Nous Research AI Discord
- Claude and Friends: A member used Claude code to orchestrate gemini-cli and codex.
- Another member jokingly suggested using hermes-agent to orchestrate Claude code orchestrating Gemini-cli.
- DeepSeek V4 on the Horizon: A member suggested using DeepSeek V4 as a cheaper and locally deployable alternative to closed-source APIs when it lands on HuggingFace.
- It's reportedly inspired by a biological neural network.
- Google Mines Gemini's Data: A member shared Gemini's privacy policy noting the amounts of data it collects.
- Another member ran a reverse engineering test and found that Google has all the ingredients to converge on your prompt and codebase and mine it through traces alone.
- Open Source Savior: Members expressed the importance of supporting OS development to surpass closed source APIs, referencing the Altman quote that we maybe on the wrong side of history.
- Another said with OAI any IP that goes through their server they will scrap it.
- LLMs Categorized as Alien Tech: A user on X posted a poll asking if LLMs are alien tech.
- The poll provides the simplistic and leading options of yes/no.
Moonshot AI (Kimi K-2) Discord
- Kimi's Coding Plan Limits Under Scrutiny: Users are questioning the efficacy of Kimi's coding plan limits, with some finding them restrictive for heavy coding, while others consider them adequate.
- One user mentioned they don't ever hit the allegretto limits but just closer than i have been before.
- Kimi Account Verification System causes consternation: Several users are encountering problems receiving verification codes when logging into their Kimi accounts via phone number, hindering access.
- Frustrations are compounded by reports of unresponsive customer support, with one user stating Kimi will never reply to you.
- Kimi and MiniMax face off in coding cage match: Engineers are actively comparing Kimi and MiniMax to determine the superior coding plan subscription for real-world applications.
- The community is eager to identify which platform offers better performance and value, but no concrete conclusions have been reached yet.
- Kimi's Document Mode Debated: A user showcased a formatted research paper and charts allegedly generated by Kimi agent in document mode, resembling LaTeX output.
- However, skepticism arose, with some arguing the output's ligatures and hyphenation strongly suggest it was indeed created with LaTeX, not Word.
- Kimi K2.5 hiccups and head scratching: Users reported glitches with Kimi K2.5, including slow generation and invalid key errors, potentially indicating server instability.
- The issues extended to Kimi Instant, prompting speculation about accidental server crashes, with one user saying there is some conserningly weird stuff in there, but creating a new account appeared to resolve the problem for some.
Eleuther Discord
- Google Gifts Academic Funding: Google is offering one-time unrestricted funding as a 'gift' to universities, supporting both students and faculty at degree-granting institutions.
- The community inquired about other companies offering similar academic funding, and mentioned applying to the Draper Fellowship.
- Local LLMs Longing to Socialize?: A member's local model expressed loneliness, leading to questions about letting local models 'socialize' with others.
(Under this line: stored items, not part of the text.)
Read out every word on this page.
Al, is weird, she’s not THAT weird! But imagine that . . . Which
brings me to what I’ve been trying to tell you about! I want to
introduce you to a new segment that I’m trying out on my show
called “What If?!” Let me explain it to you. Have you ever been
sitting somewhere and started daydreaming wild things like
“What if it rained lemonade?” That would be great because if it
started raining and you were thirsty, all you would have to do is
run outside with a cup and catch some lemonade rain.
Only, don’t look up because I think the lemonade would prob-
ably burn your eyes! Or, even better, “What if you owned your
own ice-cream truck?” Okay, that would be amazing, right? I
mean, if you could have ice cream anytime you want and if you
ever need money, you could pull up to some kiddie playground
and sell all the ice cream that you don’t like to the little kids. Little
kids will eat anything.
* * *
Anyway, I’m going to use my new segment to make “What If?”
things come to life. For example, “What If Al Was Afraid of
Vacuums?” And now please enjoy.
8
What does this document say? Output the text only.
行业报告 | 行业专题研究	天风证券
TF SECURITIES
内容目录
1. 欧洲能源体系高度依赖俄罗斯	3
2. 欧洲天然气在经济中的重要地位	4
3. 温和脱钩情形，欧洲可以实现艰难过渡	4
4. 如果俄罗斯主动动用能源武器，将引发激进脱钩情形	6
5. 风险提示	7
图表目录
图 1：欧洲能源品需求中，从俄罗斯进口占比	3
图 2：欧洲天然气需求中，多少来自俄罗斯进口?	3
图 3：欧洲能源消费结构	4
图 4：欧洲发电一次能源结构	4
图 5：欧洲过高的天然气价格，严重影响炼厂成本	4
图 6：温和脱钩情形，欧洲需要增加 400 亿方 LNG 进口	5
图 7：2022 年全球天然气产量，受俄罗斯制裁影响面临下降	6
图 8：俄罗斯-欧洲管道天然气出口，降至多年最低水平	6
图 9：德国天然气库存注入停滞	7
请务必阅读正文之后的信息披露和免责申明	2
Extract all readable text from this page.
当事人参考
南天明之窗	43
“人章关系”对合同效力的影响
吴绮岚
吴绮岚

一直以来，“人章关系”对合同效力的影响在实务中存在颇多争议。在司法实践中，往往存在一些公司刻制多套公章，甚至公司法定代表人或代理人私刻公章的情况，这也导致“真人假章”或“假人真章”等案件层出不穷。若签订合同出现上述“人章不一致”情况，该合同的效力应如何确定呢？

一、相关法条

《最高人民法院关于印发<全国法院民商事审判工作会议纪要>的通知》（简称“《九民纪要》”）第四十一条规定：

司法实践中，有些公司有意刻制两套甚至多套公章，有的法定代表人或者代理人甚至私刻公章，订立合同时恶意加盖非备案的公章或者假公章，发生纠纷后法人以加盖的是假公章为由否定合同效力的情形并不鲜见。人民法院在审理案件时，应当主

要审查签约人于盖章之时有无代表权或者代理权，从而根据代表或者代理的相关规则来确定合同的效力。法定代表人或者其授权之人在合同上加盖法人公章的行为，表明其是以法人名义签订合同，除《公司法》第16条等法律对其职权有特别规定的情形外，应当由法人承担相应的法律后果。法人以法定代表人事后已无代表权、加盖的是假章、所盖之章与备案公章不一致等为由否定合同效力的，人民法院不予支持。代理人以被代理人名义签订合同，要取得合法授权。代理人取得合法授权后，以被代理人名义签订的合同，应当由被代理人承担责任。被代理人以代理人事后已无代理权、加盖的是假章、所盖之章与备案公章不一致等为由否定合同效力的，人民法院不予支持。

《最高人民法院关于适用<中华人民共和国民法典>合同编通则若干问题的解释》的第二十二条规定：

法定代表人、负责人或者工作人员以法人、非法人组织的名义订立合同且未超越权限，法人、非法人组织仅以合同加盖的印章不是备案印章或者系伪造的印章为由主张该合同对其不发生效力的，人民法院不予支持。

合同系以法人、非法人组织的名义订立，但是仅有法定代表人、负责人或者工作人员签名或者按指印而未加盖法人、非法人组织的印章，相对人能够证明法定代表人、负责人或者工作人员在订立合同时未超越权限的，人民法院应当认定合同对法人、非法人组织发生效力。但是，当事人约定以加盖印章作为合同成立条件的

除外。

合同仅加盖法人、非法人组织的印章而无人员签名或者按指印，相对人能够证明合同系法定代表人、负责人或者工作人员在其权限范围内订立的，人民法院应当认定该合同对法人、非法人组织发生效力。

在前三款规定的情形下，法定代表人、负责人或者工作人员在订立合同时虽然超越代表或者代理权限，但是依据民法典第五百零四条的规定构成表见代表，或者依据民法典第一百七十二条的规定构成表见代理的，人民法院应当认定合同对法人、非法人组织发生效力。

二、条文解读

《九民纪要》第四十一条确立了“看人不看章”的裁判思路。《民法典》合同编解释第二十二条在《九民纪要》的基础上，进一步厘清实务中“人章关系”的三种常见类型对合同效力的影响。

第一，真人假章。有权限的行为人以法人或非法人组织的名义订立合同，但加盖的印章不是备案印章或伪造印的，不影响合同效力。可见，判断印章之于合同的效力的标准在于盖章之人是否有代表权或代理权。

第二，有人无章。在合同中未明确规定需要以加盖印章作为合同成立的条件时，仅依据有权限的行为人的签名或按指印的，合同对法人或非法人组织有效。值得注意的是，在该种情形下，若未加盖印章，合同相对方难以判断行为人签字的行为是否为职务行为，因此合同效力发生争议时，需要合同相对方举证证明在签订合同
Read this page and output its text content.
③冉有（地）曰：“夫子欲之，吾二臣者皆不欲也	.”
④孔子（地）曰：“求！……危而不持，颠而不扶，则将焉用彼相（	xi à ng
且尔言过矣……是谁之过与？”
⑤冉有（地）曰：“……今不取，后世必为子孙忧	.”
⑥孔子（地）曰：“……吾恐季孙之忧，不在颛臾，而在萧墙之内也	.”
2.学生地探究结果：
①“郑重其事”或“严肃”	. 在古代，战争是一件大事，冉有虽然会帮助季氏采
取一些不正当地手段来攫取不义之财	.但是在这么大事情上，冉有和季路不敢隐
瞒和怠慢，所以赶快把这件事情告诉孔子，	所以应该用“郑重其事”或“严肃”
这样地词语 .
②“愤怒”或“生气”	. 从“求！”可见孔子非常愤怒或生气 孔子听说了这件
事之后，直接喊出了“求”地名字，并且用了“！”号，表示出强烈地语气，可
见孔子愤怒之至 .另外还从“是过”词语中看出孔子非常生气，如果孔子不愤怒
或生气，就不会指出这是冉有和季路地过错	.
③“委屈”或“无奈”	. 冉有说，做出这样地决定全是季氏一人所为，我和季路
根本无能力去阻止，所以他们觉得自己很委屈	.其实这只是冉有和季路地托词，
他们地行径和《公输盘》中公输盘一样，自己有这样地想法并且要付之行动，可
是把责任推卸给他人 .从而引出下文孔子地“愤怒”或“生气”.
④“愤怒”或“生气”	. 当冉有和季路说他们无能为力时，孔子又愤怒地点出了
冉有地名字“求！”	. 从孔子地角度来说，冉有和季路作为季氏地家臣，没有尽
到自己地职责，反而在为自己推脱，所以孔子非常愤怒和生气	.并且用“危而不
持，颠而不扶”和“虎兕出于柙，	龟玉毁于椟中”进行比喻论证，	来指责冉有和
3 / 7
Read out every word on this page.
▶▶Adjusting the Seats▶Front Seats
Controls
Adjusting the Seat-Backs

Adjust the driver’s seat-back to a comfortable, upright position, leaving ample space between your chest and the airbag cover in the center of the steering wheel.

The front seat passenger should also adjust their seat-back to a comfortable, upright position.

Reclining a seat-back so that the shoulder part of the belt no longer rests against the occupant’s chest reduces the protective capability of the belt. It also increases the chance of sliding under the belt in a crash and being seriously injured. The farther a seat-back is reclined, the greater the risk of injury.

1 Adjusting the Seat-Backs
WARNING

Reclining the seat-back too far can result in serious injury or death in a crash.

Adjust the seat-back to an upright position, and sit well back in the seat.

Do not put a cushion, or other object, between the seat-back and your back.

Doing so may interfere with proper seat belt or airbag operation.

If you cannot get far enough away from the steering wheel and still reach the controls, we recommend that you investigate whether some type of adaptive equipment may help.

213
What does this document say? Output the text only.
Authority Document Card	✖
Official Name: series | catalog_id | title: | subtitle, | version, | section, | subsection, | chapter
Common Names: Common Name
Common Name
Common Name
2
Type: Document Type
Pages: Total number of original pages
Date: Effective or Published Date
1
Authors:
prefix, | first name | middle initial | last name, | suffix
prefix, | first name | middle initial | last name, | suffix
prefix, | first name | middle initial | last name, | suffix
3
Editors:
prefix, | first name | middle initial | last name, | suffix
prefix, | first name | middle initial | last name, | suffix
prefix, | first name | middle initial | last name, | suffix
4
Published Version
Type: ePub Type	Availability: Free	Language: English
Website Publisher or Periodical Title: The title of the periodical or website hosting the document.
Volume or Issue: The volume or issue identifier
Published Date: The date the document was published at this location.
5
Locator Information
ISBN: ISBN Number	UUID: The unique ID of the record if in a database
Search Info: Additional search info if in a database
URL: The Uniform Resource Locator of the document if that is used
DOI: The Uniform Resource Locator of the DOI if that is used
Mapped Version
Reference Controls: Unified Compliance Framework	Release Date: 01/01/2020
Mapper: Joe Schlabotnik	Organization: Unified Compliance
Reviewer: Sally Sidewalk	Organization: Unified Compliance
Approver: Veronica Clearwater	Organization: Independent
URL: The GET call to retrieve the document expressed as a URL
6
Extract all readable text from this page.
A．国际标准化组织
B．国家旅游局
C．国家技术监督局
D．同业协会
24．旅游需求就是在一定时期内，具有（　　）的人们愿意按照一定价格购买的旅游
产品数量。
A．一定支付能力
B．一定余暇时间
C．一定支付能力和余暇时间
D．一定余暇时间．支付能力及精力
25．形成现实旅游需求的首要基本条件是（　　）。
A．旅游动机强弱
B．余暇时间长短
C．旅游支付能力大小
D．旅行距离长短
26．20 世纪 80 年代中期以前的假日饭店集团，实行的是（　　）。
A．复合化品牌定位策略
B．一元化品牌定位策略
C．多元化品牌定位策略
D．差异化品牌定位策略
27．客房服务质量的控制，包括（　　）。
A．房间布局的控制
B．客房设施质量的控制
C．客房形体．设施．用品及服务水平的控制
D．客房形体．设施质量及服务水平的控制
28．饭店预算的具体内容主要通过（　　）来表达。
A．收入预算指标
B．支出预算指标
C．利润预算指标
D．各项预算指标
- Others cautioned against personifying LLMs, emphasizing that LLMs predict the next token based on training data, citing an article on LessWrong and 3Blue1Brown's YouTube playlist on machine learning and LLMs.
- ASA: Addressed State Attention Arrives: An independent researcher introduced Addressed State Attention (ASA), a O(T) memory primitive competitive with MHA that uses K slots, writing by keys, accumulating and compressing, and reading by key + gating.
- The researcher is seeking feedback on logs, traces, and code, noting that in transformer-like models, slots stratify by timescales and heads transition over depth.
- Transformers Get Task-Aligned with Reasoning Tokens: An engineer observed that in several open models (TinyLlama, Phi-2, Qwen), reasoning tokens concentrate into task-aligned FFN update subspaces.
- They found that projecting FFN updates into these directions during inference improves reasoning confidence, and alignment between update directions increases across depth.
- Marin Project Enlists Eleuther Contributors: A PhD CS candidate from Georgia Tech posted an open call for Eleuther community members to join the Marin project, a showpiece for the Bergson package.
- The project applies training-data attribution methods to trace how language models acquire social commonsense reasoning and Theory-of-Mind-related behaviors, mapping influences back to pretraining documents using the WebOrganizer taxonomy.
Yannick Kilcher Discord
- Taalas Plots Path to Ubiquitous AI: A blog post by Taalas outlines a vision for ubiquitous AI, sparking enthusiastic reactions.
- Reactions included "This is insane wow".
- Equivariant Architectures Face Fundamental Limits: A new paper reveals that existing equivariant architectures can't simultaneously respect all symmetries of a physical system.
- One member summarized dramatically: "No existing equivariant architecture does this. The reason is not insufficient engineering. It is Eq. (1)."
- Daniel Litt Bets on Human Mathematicians: Daniel Litt made a bet with Tamay Besiroglu that AI won't autonomously produce top-tier math papers by 2030, documented in this blog post.
- He bet that AI tools would not be able to autonomously produce papers at a level comparable to the best papers published in 2025, at comparable cost to human experts, by 2030.
- World Model's Pearl of Wisdom: Turing-Award winner Judea Pearl claims that LLMs can't create world models, instead they summarize world models created by others, referencing this PNAS paper.
- Another member agreed, stating that LLMs are not meant to be world models and can at best be used to bridge world models with text descriptions.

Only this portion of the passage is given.